BWW Review: WINGS, Young Vic
Emily Stilson (Juliet Stevenson) is suspended in a void. She analyses this strange situation with wry perspicacity and occasional breathless panic. She's a prisoner, a specimen. She's fallen, trapped. She's flying.
American playwright Arthur Kopit's work entering the shattered, chaotic mind of a stroke victim was originally a radio drama, written for NPR in 1976 after his father suffered a stroke. His stage version retains some of the focus and interiority of radio, powerfully amplified by Natalie Abrahami's immersive production.
Emily was once a skilled pilot and daredevil wing-walker. Following a debilitating stroke that caused aphasia, she's initially confined to a bed, struggling to answer doctors' elementary questions or even nod. Yet her brain rages: of course she knows the answer, why can't they hear her?
Kopit switches in and out of her stream-of-consciousness confusion, demonstrating exactly why. Emily's speech is garbled, as she muddles words or struggles to reach for one - it's like reaching into that void. Sometimes she speaks nonsense, sometimes the doctors seem to. There's "a wall between me and others," she laments.

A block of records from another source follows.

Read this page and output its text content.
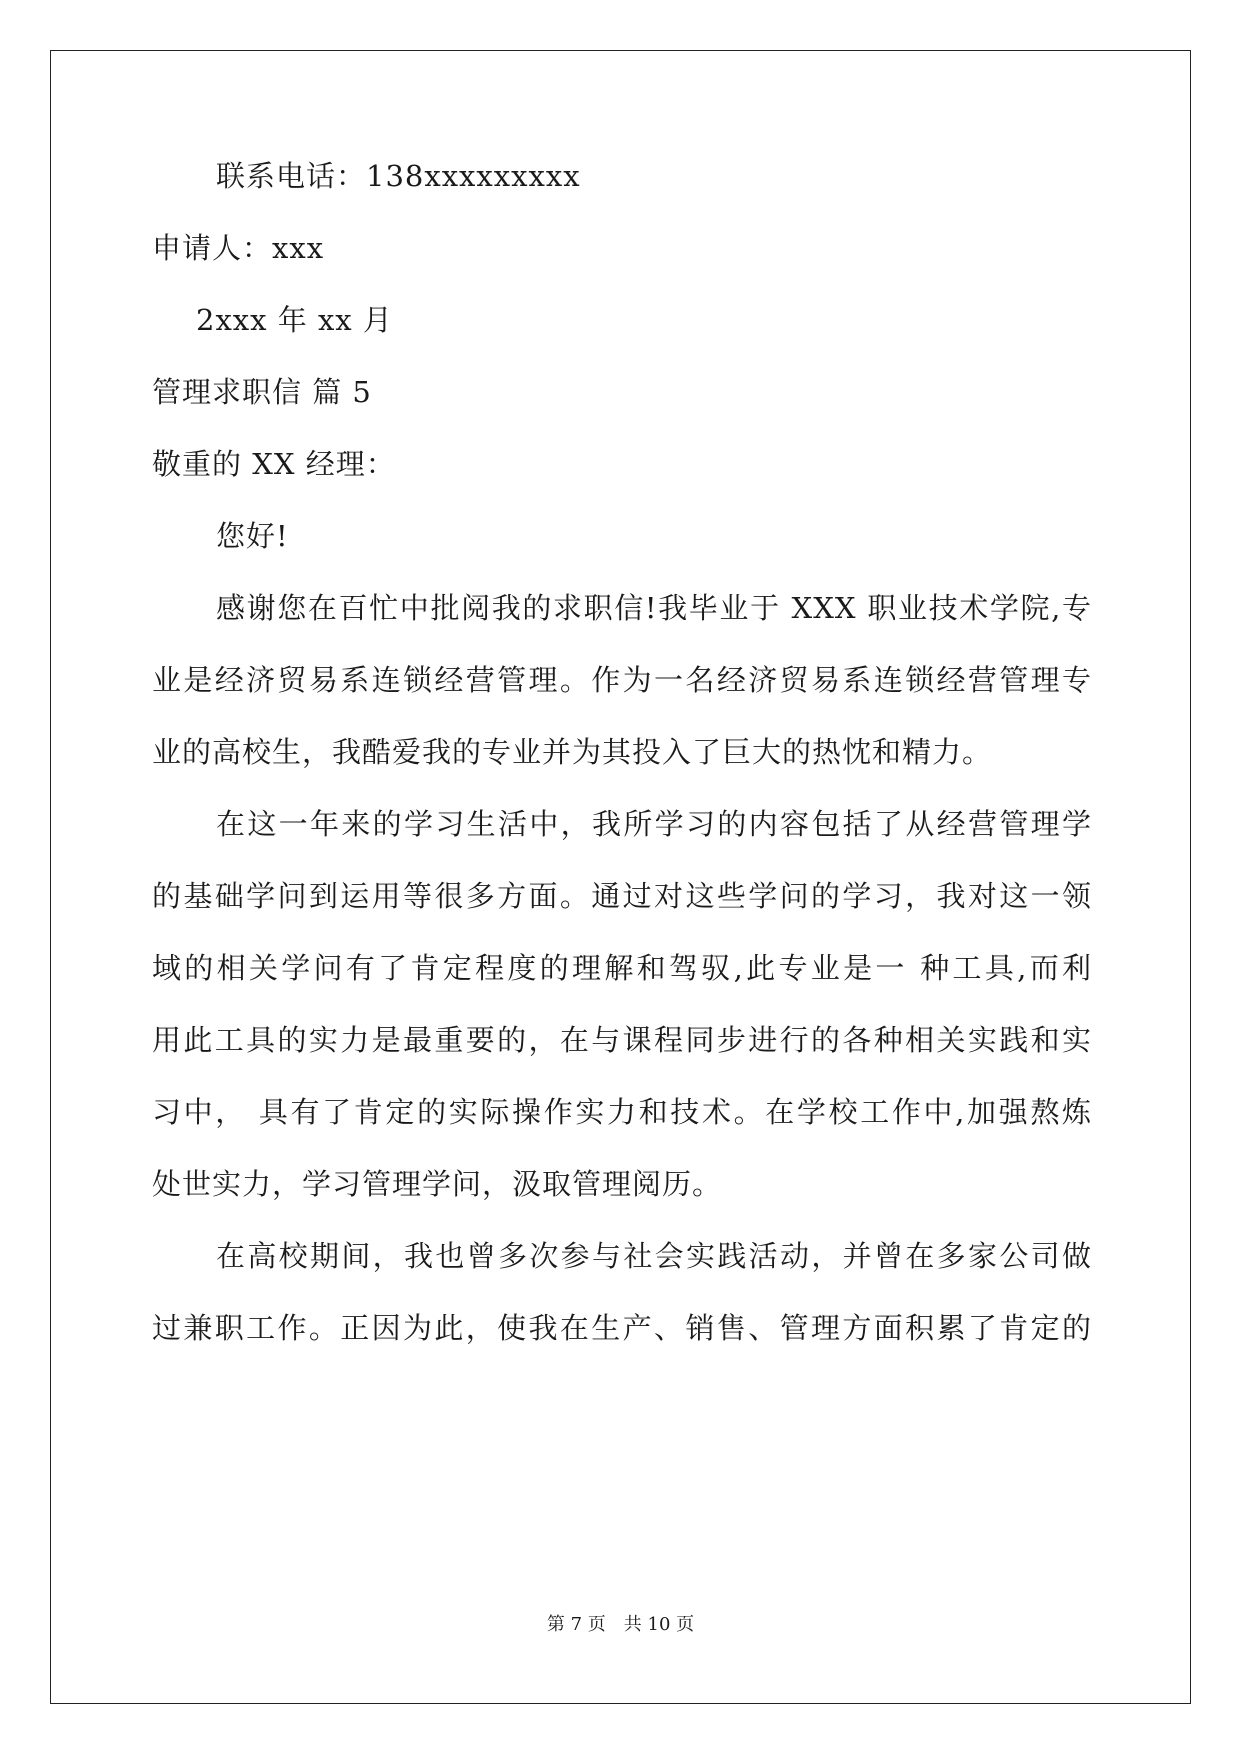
联系电话：138xxxxxxxxx
申请人：xxx
2xxx 年 xx 月
管理求职信 篇 5
敬重的 XX 经理：
您好!
感谢您在百忙中批阅我的求职信!我毕业于 XXX 职业技术学院,专
业是经济贸易系连锁经营管理。作为一名经济贸易系连锁经营管理专
业的高校生，我酷爱我的专业并为其投入了巨大的热忱和精力。
在这一年来的学习生活中，我所学习的内容包括了从经营管理学
的基础学问到运用等很多方面。通过对这些学问的学习，我对这一领
域的相关学问有了肯定程度的理解和驾驭,此专业是一 种工具,而利
用此工具的实力是最重要的，在与课程同步进行的各种相关实践和实
习中， 具有了肯定的实际操作实力和技术。在学校工作中,加强熬炼
处世实力，学习管理学问，汲取管理阅历。
在高校期间，我也曾多次参与社会实践活动，并曾在多家公司做
过兼职工作。正因为此，使我在生产、销售、管理方面积累了肯定的
第 7 页　共 10 页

But by showing us both sides of the wall, Kopit makes an incisive point about the need to treat stroke sufferers with dignity; seeing the quick-witted, authoritative Emily subjected to brusque tests and infantilising language is distressing. So, too, is the lack of understanding about the horror of her world, in which the barriers of time and space have collapsed, and memory slithers out of her grasp.

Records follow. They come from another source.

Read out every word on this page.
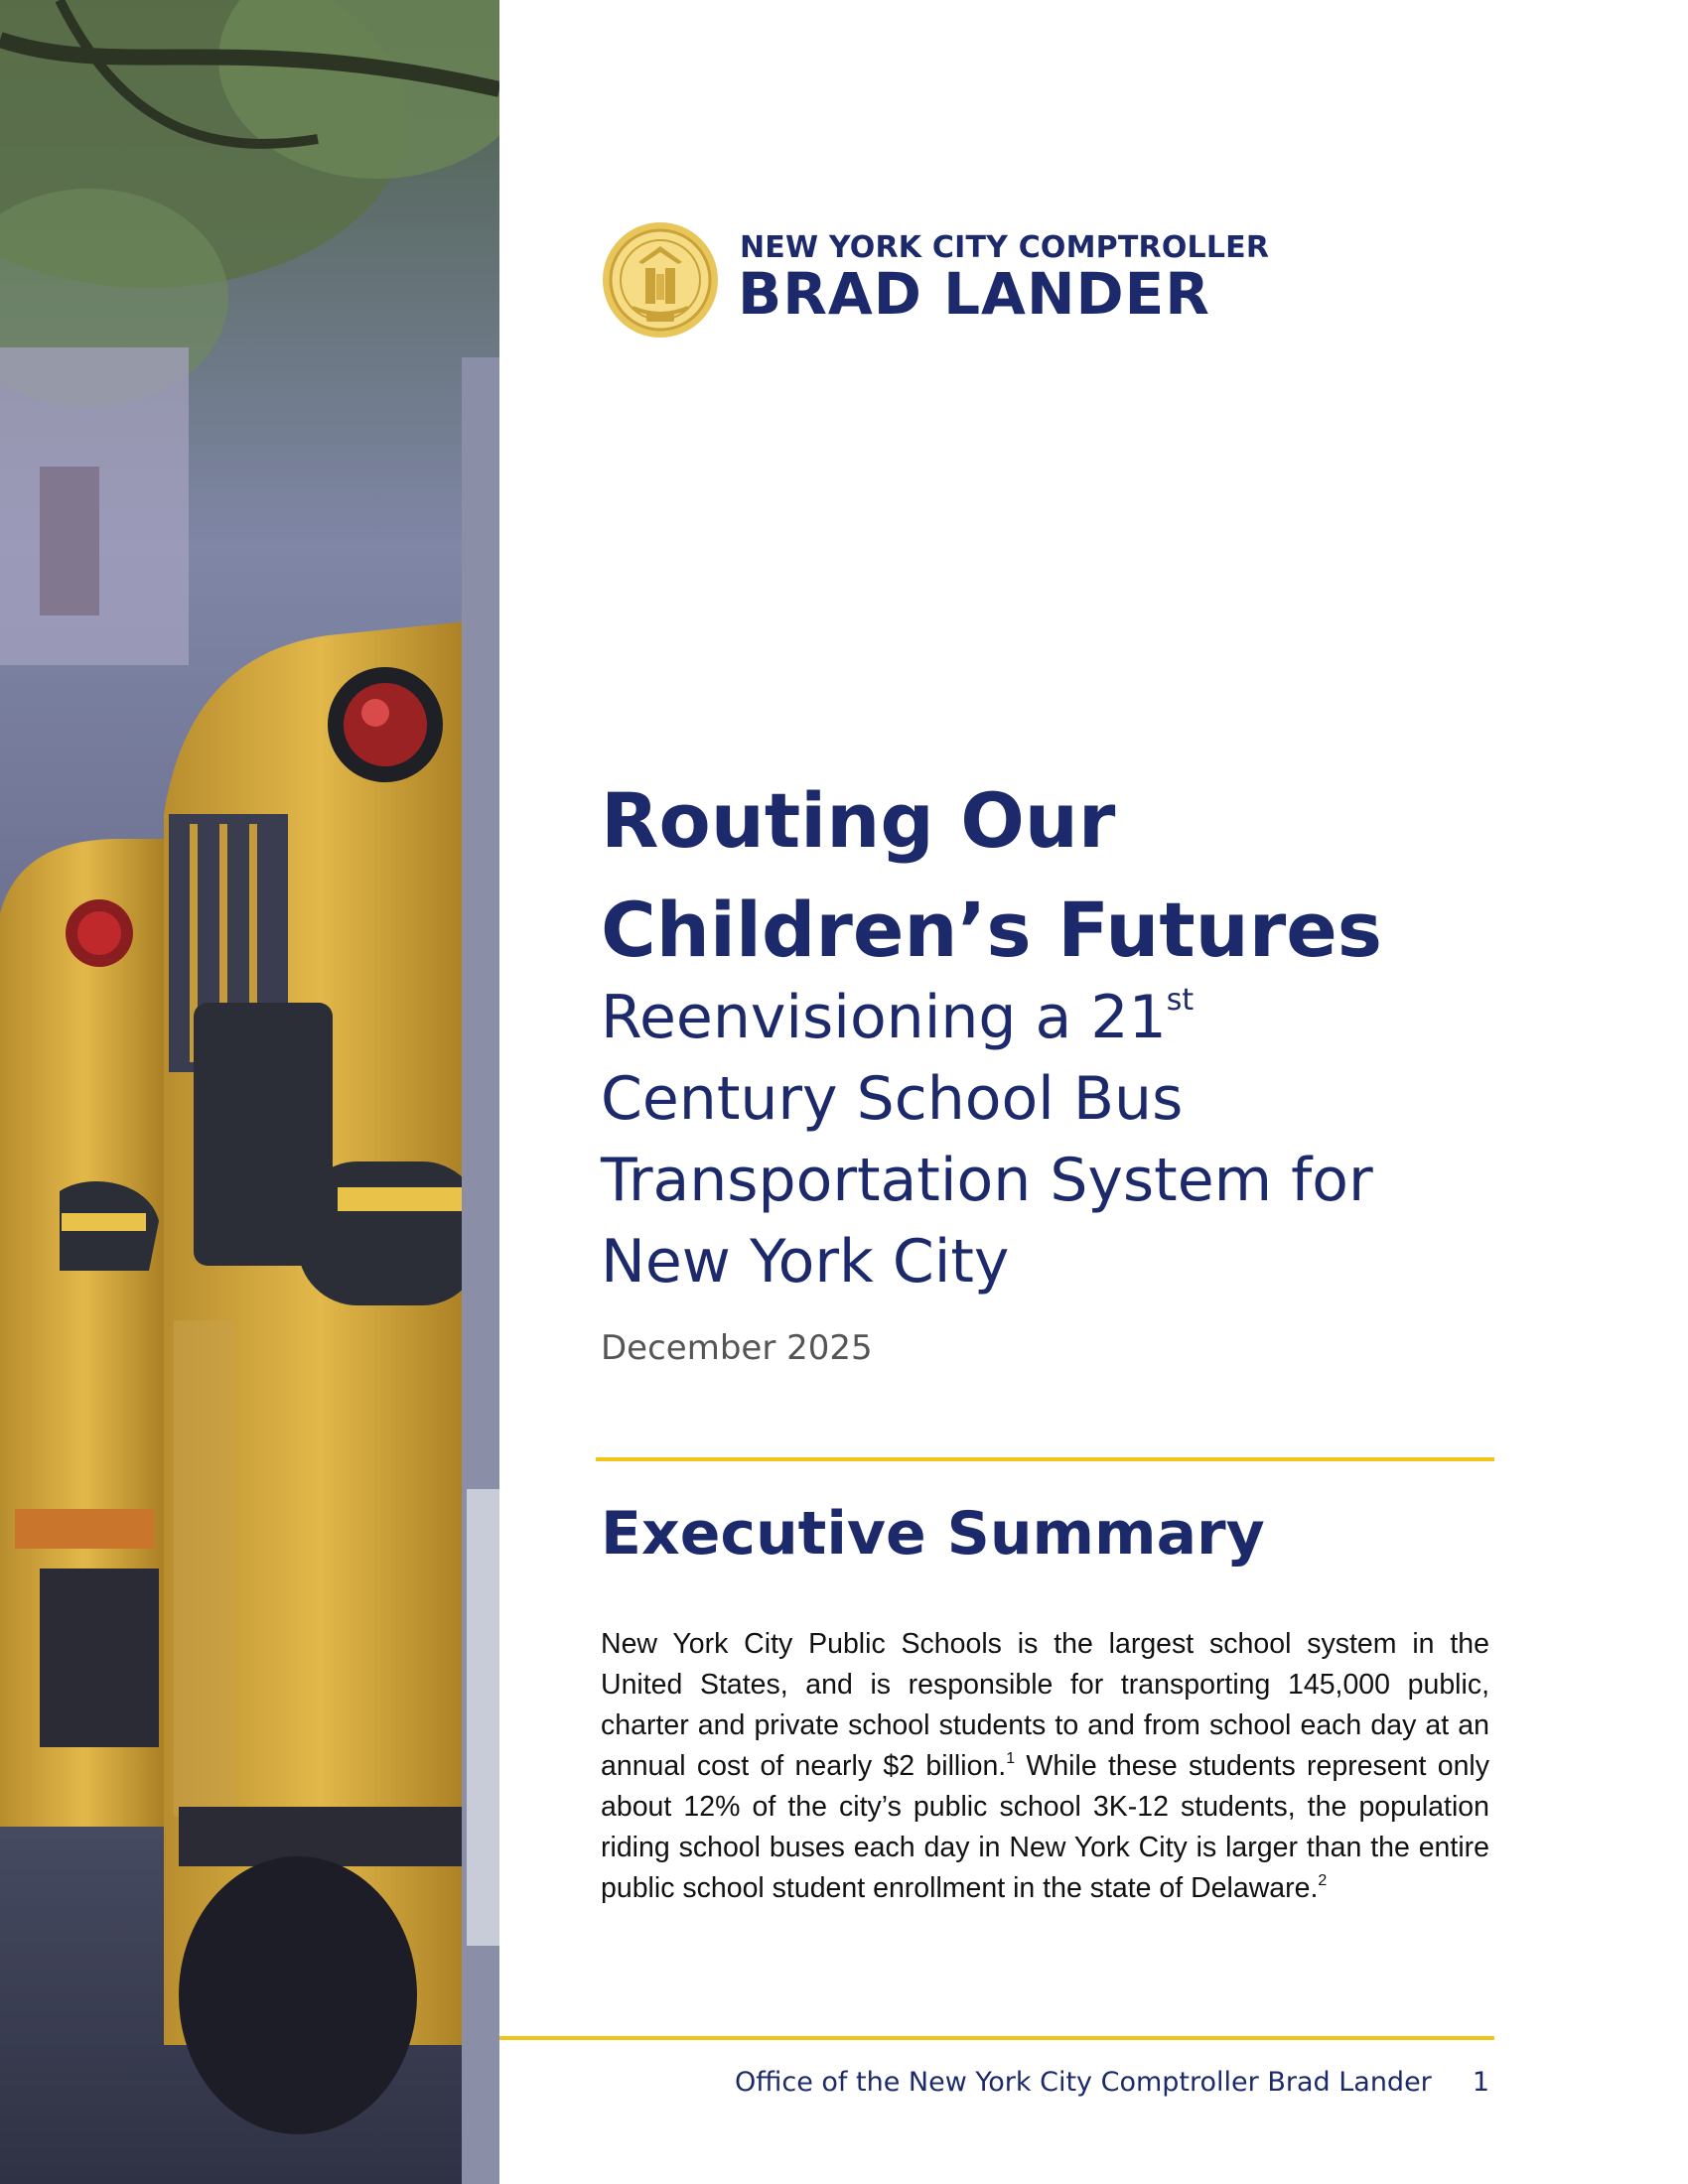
NEW YORK CITY COMPTROLLER
BRAD LANDER
Routing Our
Children’s Futures

Reenvisioning a 21st
Century School Bus
Transportation System for
New York City

December 2025
Executive Summary

New York City Public Schools is the largest school system in the United States, and is responsible for transporting 145,000 public, charter and private school students to and from school each day at an annual cost of nearly $2 billion.$^1$ While these students represent only about 12% of the city’s public school 3K-12 students, the population riding school buses each day in New York City is larger than the entire public school student enrollment in the state of Delaware.$^2$

Office of the New York City Comptroller Brad Lander 1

This forced detachment is superbly physicalised through Stevenson's movement (credit to Anna Morrissey and Freedom Flying). In an extraordinary show of agility, the actress performs on wires throughout - sometimes just retaining a literal toehold on reality, sometimes careening through space. When frustrated, she flips upside down, squirming and contorting; when defeated, she flops and hangs motionless.
This vivid airborne articulacy (which will put this Christmas's Peter Pans to shame) is denied to her as she goes through the agonising process of recovery. How many days are there in the week? That takes painstaking counting on her fingers; Stevenson's Emily casually turns around while she does that, as if hoping to hide it from her ever-watchful doctor. How do you use a toothbrush? What is her son's name?
Speaking to her therapist, Amy, she asks how you find that connection - the path from seeing to naming or using something, without needing to touch or ponder. There's no easy answer. But her courage in groping through the dark recalls that fearless younger self, and gives this 65-minute piece some much-needed hope.
It's a magnetic turn from Stevenson, building both past and present Emily, verbally and physically, in what is - for much of the running time - close to a solo show. She conveys irritation, anguish, shrewd insight, and both the terror and dreamlike pleasure of oblivion; as she slips into a memory of her wing-walking, shedding her hospital gown to reveal a flying suit, it's thrillingly euphoric.
But there are also strong contributions from her castmates, particularly Lorna Brown as a firm but encouraging Amy, and Mary Sheen and Kelle Bryan as fellow patients in rehab - the former joyfully applauding each minor breakthrough, the latter a loud but well-meaning Jersey girl who used to be a successful chef, and whose youth introduces a different note of poignancy.
Abrahami's production further conveys Emily's experience through lights (Guy Hoare) that flicker and glare to punctuate confusion and alarm, and fragmented projections on diaphanous curtains. The latter are the only jarring note in Michael Levine's otherwise effective design, signalling their arrival and departure too noisily and pulling us out of Gareth Fry's carefully constructed soundscape.
Nevertheless, Stevenson's tour-de-force performance anchors a powerfully engrossing play that appeals for empathy even as it shows the challenge of maintaining that fragile connection.